ECG consists of images of teeth, segments and intervals. The teeth of the cardiogram are the extreme points of the curved line, which are indicated by Latin letters characterizing the following indications: atrial contraction (P), ventricular contraction (Q, R, S) and relaxation of the ventricles (T). The "U" wave is intermittent and rarely recorded. Segments are straight line segments connecting adjacent teeth. Mostimportant is the interpretation of the ECG in the P-Q and S-T segments. For example, the P-Q isoline is formed during the period of excitation delay in the atrioventricular (atrioventricular) node. Intervals are a combination of teeth and segments. The most important ECG intervals are the P-Q and Q-T intervals.
Excitation in the myocardium of the cardiac ventricles is characterized by the appearance of a complex QRS complex on the ECG, since it is not only more massive than the atrial muscle, but also has an interventricular septum. In the QRS complex, the dimensions of individual teeth are first assessed. If the amplitude of the tooth exceeds 5 millimeters, it is designated with a large Latin letter Q, R, and S, when the amplitude of its movement has a smaller range, it is written with a small letter q, r or s. Deciphering the ECG implies the correct reading of the teeth. The R (r) wave is each upward-positive wave included in the QRS complex. Any downward - negative prong located before the R wave is written as Q (q), and located after the R wave is the S (s) wave. The Q wave characterizes the depolarization of the interventricular septum; in myocardial infarction, it has an expanded and in-depth value. The R wave shows the depolarization of the main mass of the myocardium, and the S wave shows the activity of the atrial sections of the interventricular septum.

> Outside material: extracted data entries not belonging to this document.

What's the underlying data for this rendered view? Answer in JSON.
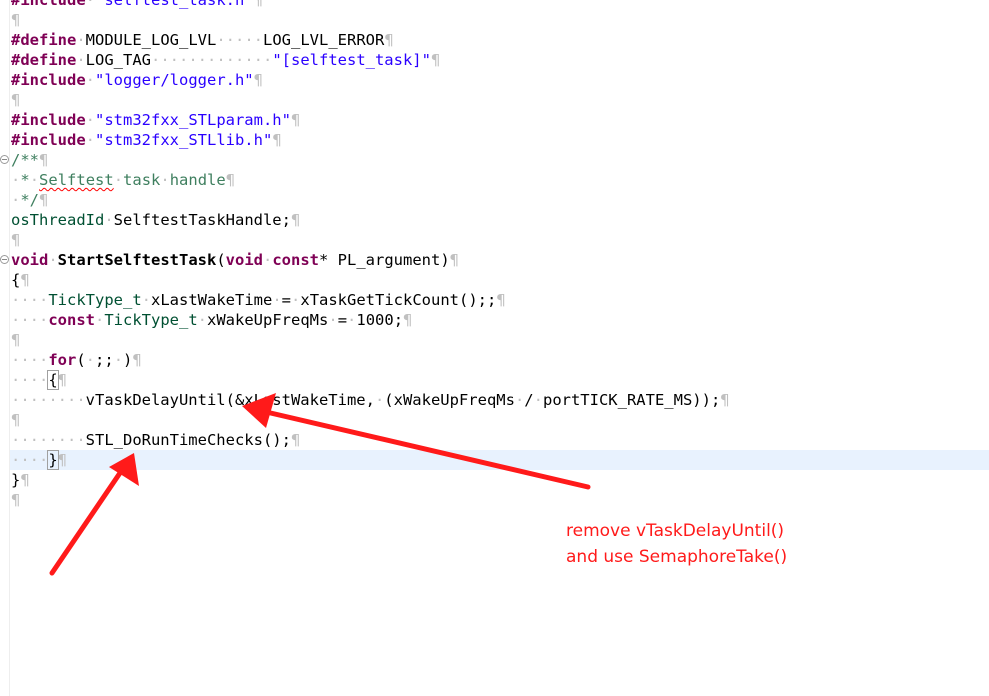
{
  "code_lines": {
    "l0": {
      "kw": "#include",
      "str": "\"selftest_task.h\""
    },
    "l2": {
      "kw": "#define",
      "name": "MODULE_LOG_LVL",
      "value": "LOG_LVL_ERROR"
    },
    "l3": {
      "kw": "#define",
      "name": "LOG_TAG",
      "value": "\"[selftest_task]\""
    },
    "l4": {
      "kw": "#include",
      "str": "\"logger/logger.h\""
    },
    "l6": {
      "kw": "#include",
      "str": "\"stm32fxx_STLparam.h\""
    },
    "l7": {
      "kw": "#include",
      "str": "\"stm32fxx_STLlib.h\""
    },
    "l8": {
      "text": "/**"
    },
    "l9": {
      "star": "*",
      "w1": "Selftest",
      "w2": "task",
      "w3": "handle"
    },
    "l10": {
      "text": "*/"
    },
    "l11": {
      "type": "osThreadId",
      "rest": "SelftestTaskHandle;"
    },
    "l13": {
      "kw1": "void",
      "fn": "StartSelftestTask",
      "open": "(",
      "kw2": "void",
      "kw3": "const",
      "rest": "* PL_argument)"
    },
    "l14": {
      "text": "{"
    },
    "l15": {
      "type": "TickType_t",
      "var": "xLastWakeTime",
      "eq": "=",
      "rest": "xTaskGetTickCount();;"
    },
    "l16": {
      "kw": "const",
      "type": "TickType_t",
      "var": "xWakeUpFreqMs",
      "eq": "=",
      "rest": "1000;"
    },
    "l18": {
      "kw": "for",
      "open": "(",
      "mid": ";;",
      "close": ")"
    },
    "l19": {
      "text": "{"
    },
    "l20": {
      "a": "vTaskDelayUntil(&xLastWakeTime,",
      "b": "(xWakeUpFreqMs",
      "c": "/",
      "d": "portTICK_RATE_MS));"
    },
    "l22": {
      "text": "STL_DoRunTimeChecks();"
    },
    "l23": {
      "text": "}"
    },
    "l24": {
      "text": "}"
    }
  },
  "pilcrow": "¶",
  "annotation": {
    "line1": "remove vTaskDelayUntil()",
    "line2": "and use SemaphoreTake()",
    "color": "#ff1a1a"
  },
  "colors": {
    "keyword": "#7f0055",
    "string": "#2a00ff",
    "comment": "#3f7f5f",
    "type": "#005032",
    "current_line": "#e8f2fe"
  },
  "icons": [
    "fold-toggle-icon",
    "arrow-icon"
  ]
}
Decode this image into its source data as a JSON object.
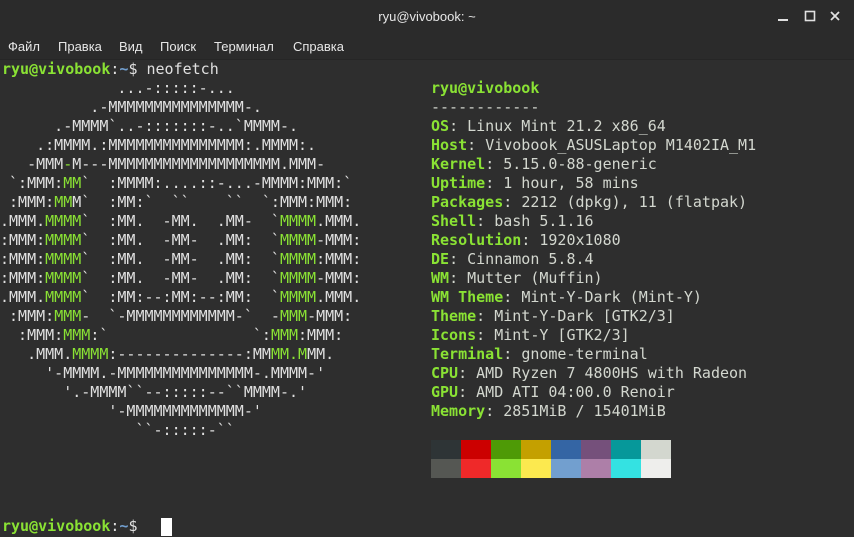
{
  "window": {
    "title": "ryu@vivobook: ~"
  },
  "menu": [
    {
      "label": "Файл"
    },
    {
      "label": "Правка"
    },
    {
      "label": "Вид"
    },
    {
      "label": "Поиск"
    },
    {
      "label": "Терминал"
    },
    {
      "label": "Справка"
    }
  ],
  "prompt": {
    "user_host": "ryu@vivobook",
    "colon": ":",
    "path": "~",
    "symbol": "$",
    "command": " neofetch"
  },
  "logo_lines": [
    "             ...-:::::-...",
    "          .-MMMMMMMMMMMMMMM-.",
    "      .-MMMM`..-:::::::-..`MMMM-.",
    "    .:MMMM.:MMMMMMMMMMMMMMM:.MMMM:.",
    "   -MMM-M---MMMMMMMMMMMMMMMMMMM.MMM-",
    " `:MMM:MM`  :MMMM:....::-...-MMMM:MMM:`",
    " :MMM:MMM`  :MM:`  ``    ``  `:MMM:MMM:",
    ".MMM.MMMM`  :MM.  -MM.  .MM-  `MMMM.MMM.",
    ":MMM:MMMM`  :MM.  -MM-  .MM:  `MMMM-MMM:",
    ":MMM:MMMM`  :MM.  -MM-  .MM:  `MMMM:MMM:",
    ":MMM:MMMM`  :MM.  -MM-  .MM:  `MMMM-MMM:",
    ".MMM.MMMM`  :MM:--:MM:--:MM:  `MMMM.MMM.",
    " :MMM:MMM-  `-MMMMMMMMMMMM-`  -MMM-MMM:",
    "  :MMM:MMM:`                `:MMM:MMM:",
    "   .MMM.MMMM:--------------:MMMM.MMM.",
    "     '-MMMM.-MMMMMMMMMMMMMMM-.MMMM-'",
    "       '.-MMMM``--:::::--``MMMM-.'",
    "            '-MMMMMMMMMMMMM-'",
    "               ``-:::::-``"
  ],
  "info": {
    "header": "ryu@vivobook",
    "separator": "------------",
    "rows": [
      {
        "key": "OS",
        "value": "Linux Mint 21.2 x86_64"
      },
      {
        "key": "Host",
        "value": "Vivobook_ASUSLaptop M1402IA_M1"
      },
      {
        "key": "Kernel",
        "value": "5.15.0-88-generic"
      },
      {
        "key": "Uptime",
        "value": "1 hour, 58 mins"
      },
      {
        "key": "Packages",
        "value": "2212 (dpkg), 11 (flatpak)"
      },
      {
        "key": "Shell",
        "value": "bash 5.1.16"
      },
      {
        "key": "Resolution",
        "value": "1920x1080"
      },
      {
        "key": "DE",
        "value": "Cinnamon 5.8.4"
      },
      {
        "key": "WM",
        "value": "Mutter (Muffin)"
      },
      {
        "key": "WM Theme",
        "value": "Mint-Y-Dark (Mint-Y)"
      },
      {
        "key": "Theme",
        "value": "Mint-Y-Dark [GTK2/3]"
      },
      {
        "key": "Icons",
        "value": "Mint-Y [GTK2/3]"
      },
      {
        "key": "Terminal",
        "value": "gnome-terminal"
      },
      {
        "key": "CPU",
        "value": "AMD Ryzen 7 4800HS with Radeon"
      },
      {
        "key": "GPU",
        "value": "AMD ATI 04:00.0 Renoir"
      },
      {
        "key": "Memory",
        "value": "2851MiB / 15401MiB"
      }
    ]
  },
  "palette": {
    "normal": [
      "#2e3436",
      "#cc0000",
      "#4e9a06",
      "#c4a000",
      "#3465a4",
      "#75507b",
      "#06989a",
      "#d3d7cf"
    ],
    "bright": [
      "#555753",
      "#ef2929",
      "#8ae234",
      "#fce94f",
      "#729fcf",
      "#ad7fa8",
      "#34e2e2",
      "#eeeeec"
    ]
  },
  "icons": {
    "minimize": "minimize-icon",
    "maximize": "maximize-icon",
    "close": "close-icon"
  }
}
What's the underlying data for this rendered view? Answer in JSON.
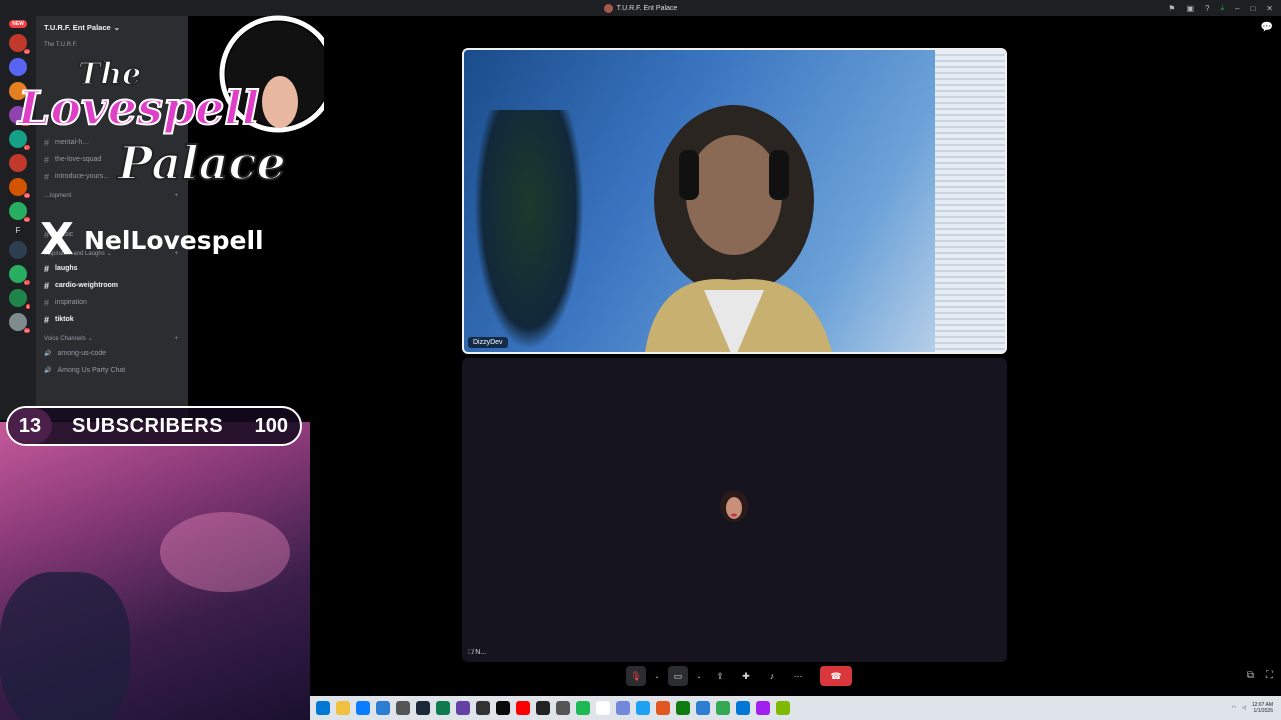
{
  "window": {
    "title": "T.U.R.F. Ent Palace",
    "titlebar_icons": [
      "flag-icon",
      "screen-icon",
      "help-icon",
      "download-icon",
      "minimize-icon",
      "maximize-icon",
      "close-icon"
    ]
  },
  "rail": {
    "new_badge": "NEW",
    "servers": [
      {
        "color": "#c0392b",
        "badge": "44"
      },
      {
        "color": "#5865f2",
        "badge": ""
      },
      {
        "color": "#e67e22",
        "badge": ""
      },
      {
        "color": "#8e44ad",
        "badge": "99+"
      },
      {
        "color": "#16a085",
        "badge": "17"
      },
      {
        "color": "#c0392b",
        "badge": ""
      },
      {
        "color": "#d35400",
        "badge": "35"
      },
      {
        "color": "#27ae60",
        "badge": "64"
      },
      {
        "color": "#2c3e50",
        "badge": ""
      },
      {
        "color": "#27ae60",
        "badge": "17"
      },
      {
        "color": "#1e8449",
        "badge": "8"
      },
      {
        "color": "#7f8c8d",
        "badge": "44"
      }
    ],
    "letter_server": "F"
  },
  "channels": {
    "server_name": "T.U.R.F. Ent Palace",
    "header_sub": "The T.U.R.F.",
    "top_items": [
      {
        "name": "mental-h…",
        "unread": false
      },
      {
        "name": "the-love-squad",
        "unread": false
      },
      {
        "name": "introduce-yours…",
        "unread": false
      }
    ],
    "category_1": "…lopment",
    "mid_items": [
      {
        "name": "music",
        "unread": false
      }
    ],
    "category_2": "Inspiration and Laughs",
    "inspiration_items": [
      {
        "name": "laughs",
        "unread": true
      },
      {
        "name": "cardio-weightroom",
        "unread": true
      },
      {
        "name": "inspiration",
        "unread": false
      },
      {
        "name": "tiktok",
        "unread": true
      }
    ],
    "category_3": "Voice Channels",
    "voice_items": [
      {
        "name": "among-us-code"
      },
      {
        "name": "Among Us Party Chat"
      }
    ]
  },
  "overlay": {
    "logo_line1": "The",
    "logo_line2": "Lovespell",
    "logo_line3": "Palace",
    "x_mark": "X",
    "handle": "NelLovespell",
    "subs_count": "13",
    "subs_label": "SUBSCRIBERS",
    "subs_goal": "100"
  },
  "call": {
    "participant_1": "DizzyDev",
    "participant_2": "N...",
    "controls": [
      "mic-muted-icon",
      "chevron-down-icon",
      "camera-off-icon",
      "chevron-down-icon",
      "screen-share-icon",
      "activities-icon",
      "soundboard-icon",
      "more-icon"
    ],
    "leave_icon": "hangup-icon",
    "accent_leave": "#da373c"
  },
  "taskbar": {
    "clock_time": "12:07 AM",
    "clock_date": "1/1/2026",
    "app_colors": [
      "#0078d4",
      "#f0c040",
      "#0a7cff",
      "#2d7dd2",
      "#555",
      "#1b2838",
      "#0f7b4f",
      "#6441a5",
      "#333",
      "#0a0a0a",
      "#ff0000",
      "#222",
      "#555",
      "#1db954",
      "#ffffff",
      "#7289da",
      "#1da1f2",
      "#e25822",
      "#107c10",
      "#2d7dd2",
      "#34a853",
      "#0078d4",
      "#a020f0",
      "#7fba00"
    ]
  }
}
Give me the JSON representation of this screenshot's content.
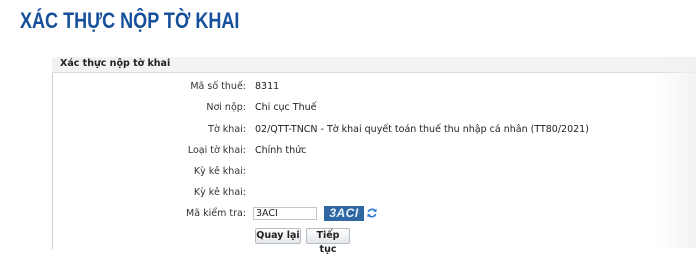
{
  "header": {
    "title": "XÁC THỰC NỘP TỜ KHAI"
  },
  "panel": {
    "title": "Xác thực nộp tờ khai",
    "fields": [
      {
        "label": "Mã số thuế:",
        "value": "8311"
      },
      {
        "label": "Nơi nộp:",
        "value": "Chi cục Thuế"
      },
      {
        "label": "Tờ khai:",
        "value": "02/QTT-TNCN - Tờ khai quyết toán thuế thu nhập cá nhân (TT80/2021)"
      },
      {
        "label": "Loại tờ khai:",
        "value": "Chính thức"
      },
      {
        "label": "Kỳ kê khai:",
        "value": ""
      },
      {
        "label": "Kỳ kê khai:",
        "value": ""
      }
    ],
    "captcha": {
      "label": "Mã kiểm tra:",
      "input_value": "3ACI",
      "image_text": "3ACI",
      "refresh_icon": "refresh-icon"
    },
    "buttons": {
      "back": "Quay lại",
      "next": "Tiếp tục"
    }
  },
  "colors": {
    "title": "#17509a",
    "captcha_bg": "#2e67a2"
  }
}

Deciphering the ECG of the heart consists of five points of the study of indications:
1. Analysis of heart rate and cardiac conduction. This analysis meansassessment of the periodicity of heart contractions, determination of the heart rate (HR), the establishment of an excitatory source and a characteristic of conduction;
2. Determining the axis of electrical impulses of the heart;
3. Atrial P wave examination;
4. Exploring the QRST complex;
5. Conclusion of ECG diagnostics.
Deciphering the electrocardiogram of a he althy human heart begins with a short atrial wave (a-b), reflecting the change in ventricular capacity when blood enters at the time of systole - atrial contraction. In the ECG, this wave is located behind the P wave and then goes up, showing ventricular systole. This steep rise (b-d) follows the Q wave and turns into a horizontal position (d-e). During the period of relaxation of the left ventricle and a decrease in pressure in it, the curve drops sharply down (e-g), the g point corresponds to the opening of the mitral valve and the flow of blood into the ventricles. On the contraction wave there is point c, which corresponds to the stressed state of the mitral valve, and point f, corresponding to the closing of the aortic valve. Following the systolic wave, a wave of filling of the ventricles (g-h) and their slow filling (k-a) is formed. This is followed by a repeat of the ECG cycle of a he althy human heart.